One of the most basic concepts in curriculum design – and one we use extensively at SLA – is the idea of “backward mapping.” At its most basic, backward mapping means that you must have some idea of where  you want to go before you plan to get there. It is one of those common sense ideas that, when applied to a unit plan, makes things go much more smoothly.

The funny thing is I don’t think we do a great job of backward mapping when it comes to the notion of what we hope kids to get from school itself.

What is the purpose of school? What do we value, and what do we want for our kids?

If one were to look at the metrics that we measure, one would think that we value showing up (attendance,) reading and math (test scores,) doing what you’re told (grades) and finishing up (graduation rates.)  And on some level, that is what is valued in school today. But is that really what we value? And are learning those things really the best purpose of school?

At the parental level, parents want school to help their children to be able to succeed. Many CEOs would like schools – especially the public ones – to produce a steady supply of competent workers. And when we has the larger questions of what society needs from the children in school, the answer is everything from the idealistic – we need to citizens who can better our world – to the cynical – needs students were educated enough to become workers, but not so educated as to upset the status quo.

So school itself isn’t it that easy to backward map. When one unpacks the many pressure points on school, we find that the “end” that we have in mind for our students is not so clear-cut.

So what should we consider to be the goal of the modern school?

First, we must admit that which we do not know. We have to admit that we do not and cannot claim to know what the world our students will inherit will look like. So the notion that we can prepare kids for the 21st century workforce is both an act of hubris and a far too narrow goal. We have to admit that we are handing our children challenges, both environmental and social, that will require them to be far more  resourceful than we have had to be.

And so we must help them to become the citizens our world will need them to be.

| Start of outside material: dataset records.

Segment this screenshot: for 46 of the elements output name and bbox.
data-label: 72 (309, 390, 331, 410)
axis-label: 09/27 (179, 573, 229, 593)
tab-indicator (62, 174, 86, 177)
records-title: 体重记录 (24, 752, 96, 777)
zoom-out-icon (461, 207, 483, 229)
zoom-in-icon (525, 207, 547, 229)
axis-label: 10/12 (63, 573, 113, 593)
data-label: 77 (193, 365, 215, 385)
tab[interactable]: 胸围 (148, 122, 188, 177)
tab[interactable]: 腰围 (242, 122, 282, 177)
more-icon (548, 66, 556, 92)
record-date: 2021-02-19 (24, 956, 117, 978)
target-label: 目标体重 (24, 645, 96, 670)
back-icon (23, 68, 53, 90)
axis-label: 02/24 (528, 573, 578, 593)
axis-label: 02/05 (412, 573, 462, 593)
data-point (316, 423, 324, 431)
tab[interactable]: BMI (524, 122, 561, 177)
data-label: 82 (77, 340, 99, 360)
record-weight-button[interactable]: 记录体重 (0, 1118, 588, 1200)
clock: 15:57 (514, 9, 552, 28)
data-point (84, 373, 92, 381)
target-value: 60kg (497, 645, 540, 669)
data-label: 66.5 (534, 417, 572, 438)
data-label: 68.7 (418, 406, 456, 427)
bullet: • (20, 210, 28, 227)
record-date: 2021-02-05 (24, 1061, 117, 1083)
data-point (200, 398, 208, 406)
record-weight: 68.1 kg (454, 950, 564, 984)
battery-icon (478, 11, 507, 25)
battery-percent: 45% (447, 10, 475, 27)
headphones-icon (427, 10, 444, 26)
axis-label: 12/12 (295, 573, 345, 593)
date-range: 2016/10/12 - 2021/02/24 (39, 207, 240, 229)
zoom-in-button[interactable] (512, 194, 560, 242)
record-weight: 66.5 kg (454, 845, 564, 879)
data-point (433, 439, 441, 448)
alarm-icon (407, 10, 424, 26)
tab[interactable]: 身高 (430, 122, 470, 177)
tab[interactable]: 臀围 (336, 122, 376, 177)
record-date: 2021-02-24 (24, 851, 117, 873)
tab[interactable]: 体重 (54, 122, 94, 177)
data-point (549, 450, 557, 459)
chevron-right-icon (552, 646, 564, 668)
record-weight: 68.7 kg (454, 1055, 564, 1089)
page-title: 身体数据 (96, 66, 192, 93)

In many respects, the skills we want our students to be able to develop are no different than the best of what we have always wanted for our students, only now I do not believe we have the luxury of merely hoping for them without naming them.

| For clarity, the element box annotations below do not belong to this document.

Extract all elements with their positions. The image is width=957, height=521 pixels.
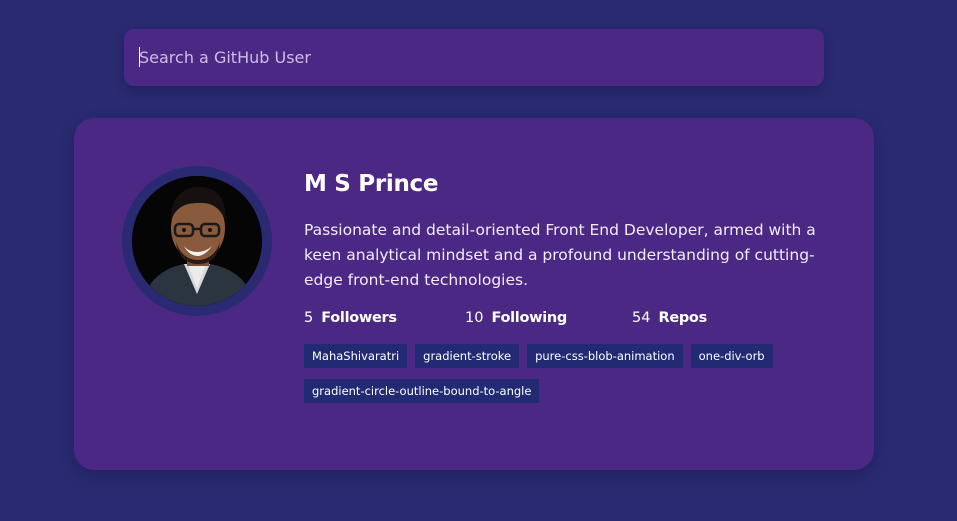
search-form <box>124 29 824 86</box>
repo-list: MahaShivaratri gradient-stroke pure-css-… <box>304 344 824 414</box>
avatar <box>132 176 262 306</box>
repo-link[interactable]: MahaShivaratri <box>304 344 408 368</box>
user-bio: Passionate and detail-oriented Front End… <box>304 221 816 289</box>
followers-label: Followers <box>321 310 397 326</box>
profile-info: M S Prince Passionate and detail-oriente… <box>304 168 844 414</box>
profile-card: M S Prince Passionate and detail-oriente… <box>74 118 874 470</box>
repo-link[interactable]: gradient-circle-outline-bound-to-angle <box>304 379 540 403</box>
stat-followers: 5 Followers <box>304 310 465 326</box>
text-cursor <box>139 47 140 67</box>
following-label: Following <box>491 310 568 326</box>
user-name: M S Prince <box>304 171 439 197</box>
followers-count: 5 <box>304 310 314 326</box>
repo-link[interactable]: gradient-stroke <box>415 344 520 368</box>
app-page: M S Prince Passionate and detail-oriente… <box>0 0 957 521</box>
avatar-frame <box>122 166 272 316</box>
search-input[interactable] <box>139 29 824 86</box>
repo-link[interactable]: pure-css-blob-animation <box>527 344 683 368</box>
repos-label: Repos <box>658 310 707 326</box>
user-avatar-photo-icon <box>132 176 262 306</box>
user-stats: 5 Followers 10 Following 54 Repos <box>304 310 844 326</box>
following-count: 10 <box>465 310 484 326</box>
repos-count: 54 <box>632 310 651 326</box>
repo-link[interactable]: one-div-orb <box>690 344 773 368</box>
stat-repos: 54 Repos <box>632 310 707 326</box>
stat-following: 10 Following <box>465 310 632 326</box>
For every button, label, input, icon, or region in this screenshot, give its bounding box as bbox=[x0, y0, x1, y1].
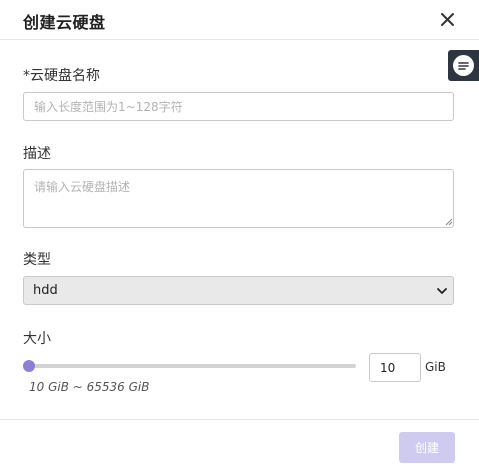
size-unit: GiB bbox=[425, 360, 446, 374]
dialog-header: 创建云硬盘 bbox=[0, 0, 479, 40]
size-range-hint: 10 GiB ~ 65536 GiB bbox=[29, 380, 150, 394]
size-slider-track[interactable] bbox=[28, 364, 356, 368]
chat-lines-icon bbox=[453, 55, 474, 76]
size-slider-thumb[interactable] bbox=[23, 360, 35, 372]
type-label: 类型 bbox=[23, 252, 51, 268]
feedback-button[interactable] bbox=[448, 50, 479, 81]
create-button[interactable]: 创建 bbox=[399, 432, 455, 463]
type-select-value: hdd bbox=[33, 283, 58, 298]
size-number-input[interactable] bbox=[369, 353, 421, 382]
size-label: 大小 bbox=[23, 331, 51, 347]
resize-grip-icon[interactable] bbox=[445, 218, 453, 226]
type-select[interactable]: hdd bbox=[23, 276, 454, 305]
close-icon bbox=[441, 13, 454, 26]
description-label: 描述 bbox=[23, 146, 51, 162]
dialog-title: 创建云硬盘 bbox=[23, 13, 106, 32]
chevron-down-icon bbox=[437, 288, 447, 294]
create-disk-dialog: 创建云硬盘 *云硬盘名称 描述 类型 hdd 大小 GiB 10 GiB ~ 6… bbox=[0, 0, 479, 475]
description-textarea[interactable] bbox=[23, 169, 454, 228]
name-input[interactable] bbox=[23, 92, 454, 121]
close-button[interactable] bbox=[438, 10, 458, 30]
name-label: *云硬盘名称 bbox=[23, 68, 100, 84]
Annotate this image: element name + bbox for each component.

If we are to embrace the notion that the purpose of school is to help students to become critically aware, fully realized citizens, then let us understand the skills that must then follow, and let us then rethink our schools and our curriculum and our assessments in an attempt to build the systems and structures that will help our students achieve those goals.

Let us help our students develop an agility of mind because we can already see that the world is changing more and more rapidly.

Let us help our students develop their creativity, not just as artists, but as artisans as well, because we want our students to be able to be creators across whatever milieu are necessary.

Let us help our students become more thoughtful – truly full of thoughts, because we want them to be able to understand the complexity of the world around them and take deliberate action, aware of and willing to own the consequences of their actions.

Let us help our students develop wisdom because the world will need them to be far more wise than we have been. Let us help them to see that action without reflection, that invention without forethought has not led us to a sustainable world, and that they will have to be wise beyond their years to solve the problems they face.

Let us help our students develop their passions. Let us help them to see that care begets care, and that by being willing to fully engage in the world instead of ironically holding it at arm’s-length, they will live an enriching life and they will enrich the lives of those who come in contact with them.

And let us help them to be kind. Our students will live in a time where their community will be more broadly defined – more global, more diverse and more inclusive than any other time in human history. If our students learn empathy and kindness, they will have the opportunity to collaborate with and learn from more people than we could have ever dreamed.

The challenge is to backward map the schools that chase those goals. But it is a challenge worth taking.